Identical twins can be difficult to tell apart, and fictional twins are no different. It can be easy to confuse which Weasley twin it was who lost their ear, and many mistakenly believe it was Fred Weasley who suffered the injury. 

Fred is the more widely remembered of the Weasley twins. He tended to be the first to speak and the first to act, with his younger brother George content to follow his lead. When people think of the Weasley twins, the one who immediately comes to mind is Fred. 

However, it was in fact George Weasley who lost his ear!

How Did George Lose His Ear?

Did Fred or George Lose an Ear?

When the dark lord Voldemort returned, the Order of the Phoenix swiftly regrouped in response. Members included Molly, Arthur, Bill, and Charlie Weasley. Molly was extremely reluctant to allow her younger children anywhere near the dangerous Order activities, fearing they would be hurt or even killed. 

The Weasley twins did not immediately join, being still underage and preoccupied with building their Weasley Wizard Wheezes. However, not too long after the apparent betrayal of Severus Snape, Fred and George would join the Order as well. 

But just as their mother feared, George suffered a permanent injury on his very first mission for the Order, known later as the Battle of the Seven Potters.

Who Was Responsible For George’s Injury?

The controversial Severus Snape, the twin’s former potions teacher, was, directly and indirectly, responsible for George’s ear loss. 

Secretly loyal to the Order, it was imperative that Snape maintained a facade of trustworthiness and reliability as a Death Eater. He informed Voldemort of the Order’s plans to move Harry. Then, Snape concocted a plan requiring the use of polyjuice potion to create Harry Potter decoys to confuse the Death Eaters.

Fred and George Weasley were among those decoy Potters, all of whom were partnered with a more experienced Order member. Fred was paired with his father, and George with Remus Lupin. Immediately after setting out, they were ambushed by Death Eaters, Severus Snape among them. 

In the chaos of the midair battle between the Order and the Death Eaters, Snape went in pursuit of George Weasley and Remus Lupin. No doubt he chose this particular pair because he reasoned that the real Harry would be accompanying the former Marauder due to their personal history. 

Snape later explained that he actually attempted to rescue Lupin from another Death Eater, but his spell missed and struck George instead. It wasn’t an intentional attack, and Snape was genuinely remorseful about it.  

Which Curse Did Snape Use?

The spell that hit George was sectumsempra, a curse that lacerates its victims.
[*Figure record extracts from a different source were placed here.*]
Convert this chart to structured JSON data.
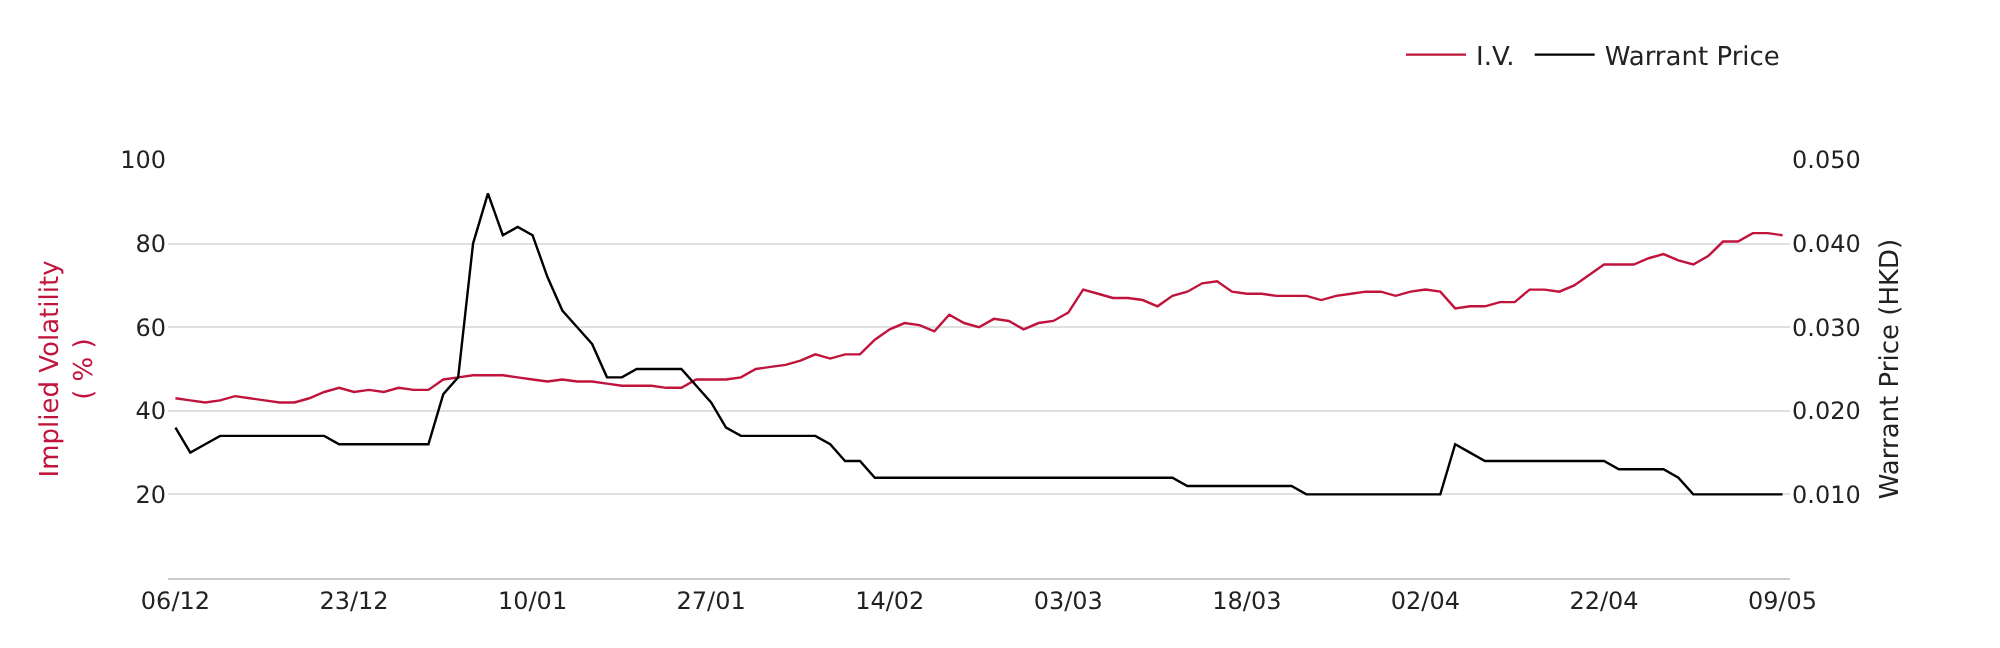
{
  "chart_data": {
    "type": "line",
    "categories": [
      "06/12",
      null,
      null,
      null,
      null,
      null,
      null,
      null,
      null,
      null,
      null,
      null,
      "23/12",
      null,
      null,
      null,
      null,
      null,
      null,
      null,
      null,
      null,
      null,
      null,
      "10/01",
      null,
      null,
      null,
      null,
      null,
      null,
      null,
      null,
      null,
      null,
      null,
      "27/01",
      null,
      null,
      null,
      null,
      null,
      null,
      null,
      null,
      null,
      null,
      null,
      "14/02",
      null,
      null,
      null,
      null,
      null,
      null,
      null,
      null,
      null,
      null,
      null,
      "03/03",
      null,
      null,
      null,
      null,
      null,
      null,
      null,
      null,
      null,
      null,
      null,
      "18/03",
      null,
      null,
      null,
      null,
      null,
      null,
      null,
      null,
      null,
      null,
      null,
      "02/04",
      null,
      null,
      null,
      null,
      null,
      null,
      null,
      null,
      null,
      null,
      null,
      "22/04",
      null,
      null,
      null,
      null,
      null,
      null,
      null,
      null,
      null,
      null,
      null,
      "09/05"
    ],
    "series": [
      {
        "name": "I.V.",
        "color": "#c0143c",
        "values": [
          43,
          42.5,
          42,
          42.5,
          43.5,
          43,
          42.5,
          42,
          42,
          43,
          44.5,
          45.5,
          44.5,
          45,
          44.5,
          45.5,
          45,
          45,
          47.5,
          48,
          48.5,
          48.5,
          48.5,
          48,
          47.5,
          47,
          47.5,
          47,
          47,
          46.5,
          46,
          46,
          46,
          45.5,
          45.5,
          47.5,
          47.5,
          47.5,
          48,
          50,
          50.5,
          51,
          52,
          53.5,
          52.5,
          53.5,
          53.5,
          57,
          59.5,
          61,
          60.5,
          59,
          63,
          61,
          60,
          62,
          61.5,
          59.5,
          61,
          61.5,
          63.5,
          69,
          68,
          67,
          67,
          66.5,
          65,
          67.5,
          68.5,
          70.5,
          71,
          68.5,
          68,
          68,
          67.5,
          67.5,
          67.5,
          66.5,
          67.5,
          68,
          68.5,
          68.5,
          67.5,
          68.5,
          69,
          68.5,
          64.5,
          65,
          65,
          66,
          66,
          69,
          69,
          68.5,
          70,
          72.5,
          75,
          75,
          75,
          76.5,
          77.5,
          76,
          75,
          77,
          80.5,
          80.5,
          82.5,
          82.5,
          82
        ]
      },
      {
        "name": "Warrant Price",
        "color": "#000000",
        "axis": "y2",
        "values": [
          0.018,
          0.015,
          0.016,
          0.017,
          0.017,
          0.017,
          0.017,
          0.017,
          0.017,
          0.017,
          0.017,
          0.016,
          0.016,
          0.016,
          0.016,
          0.016,
          0.016,
          0.016,
          0.022,
          0.024,
          0.04,
          0.046,
          0.041,
          0.042,
          0.041,
          0.036,
          0.032,
          0.03,
          0.028,
          0.024,
          0.024,
          0.025,
          0.025,
          0.025,
          0.025,
          0.023,
          0.021,
          0.018,
          0.017,
          0.017,
          0.017,
          0.017,
          0.017,
          0.017,
          0.016,
          0.014,
          0.014,
          0.012,
          0.012,
          0.012,
          0.012,
          0.012,
          0.012,
          0.012,
          0.012,
          0.012,
          0.012,
          0.012,
          0.012,
          0.012,
          0.012,
          0.012,
          0.012,
          0.012,
          0.012,
          0.012,
          0.012,
          0.012,
          0.011,
          0.011,
          0.011,
          0.011,
          0.011,
          0.011,
          0.011,
          0.011,
          0.01,
          0.01,
          0.01,
          0.01,
          0.01,
          0.01,
          0.01,
          0.01,
          0.01,
          0.01,
          0.016,
          0.015,
          0.014,
          0.014,
          0.014,
          0.014,
          0.014,
          0.014,
          0.014,
          0.014,
          0.014,
          0.013,
          0.013,
          0.013,
          0.013,
          0.012,
          0.01,
          0.01,
          0.01,
          0.01,
          0.01,
          0.01,
          0.01
        ]
      }
    ],
    "ylabel": "Implied Volatility\n( % )",
    "y2label": "Warrant Price (HKD)",
    "ylim": [
      0,
      100
    ],
    "yticks": [
      {
        "value": 0,
        "label": null
      },
      20,
      40,
      60,
      80,
      100
    ],
    "y2lim": [
      0,
      0.05
    ],
    "y2ticks": [
      {
        "value": 0,
        "label": null
      },
      {
        "value": 0.01,
        "label": "0.010"
      },
      {
        "value": 0.02,
        "label": "0.020"
      },
      {
        "value": 0.03,
        "label": "0.030"
      },
      {
        "value": 0.04,
        "label": "0.040"
      },
      {
        "value": 0.05,
        "label": "0.050"
      }
    ],
    "grid": "y",
    "legend": "top right",
    "marker": "none",
    "line_style": "solid"
  }
}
Severus Snape himself invented the curse when he was a Hogwarts student. Requiring a slashing movement from the caster, the curse is fairly challenging to aim with precision at the best of times. 

In the chaos of battling Death Eaters in the middle of the night while flying on broomsticks, all while trying not to actually look like he was targeting his fellow Death Eaters, Snape unsurprisingly missed his mark. The curse that was meant to cut off a fellow Death Eater’s hand instead cut off the younger Weasley twin’s ear. 

Due to the dark nature of the spell, George’s ear was permanently lost.


After the harrowing events of Fred and George’s first-ever mission for the Order of the Phoenix, everyone regrouped in the safety of the Burrow and were distraught to see George’s injury. But true to character, George himself took it fairly well!

After waking up to discover his ear missing, George immediately cracked a pun, “I’m holy.” Because he now had a visible hole in his head. (Not a very impressive pun, by Fred’s standards. )

George also teased his mother that at least now she’d finally be able to tell the twins apart, a callback to the times when Fred and George deliberately confused her with their identical likenesses. 

Losing an ear wasn’t enough to hinder George Weasley’s bright sense of humor and positivity, to his family’s relief and delight.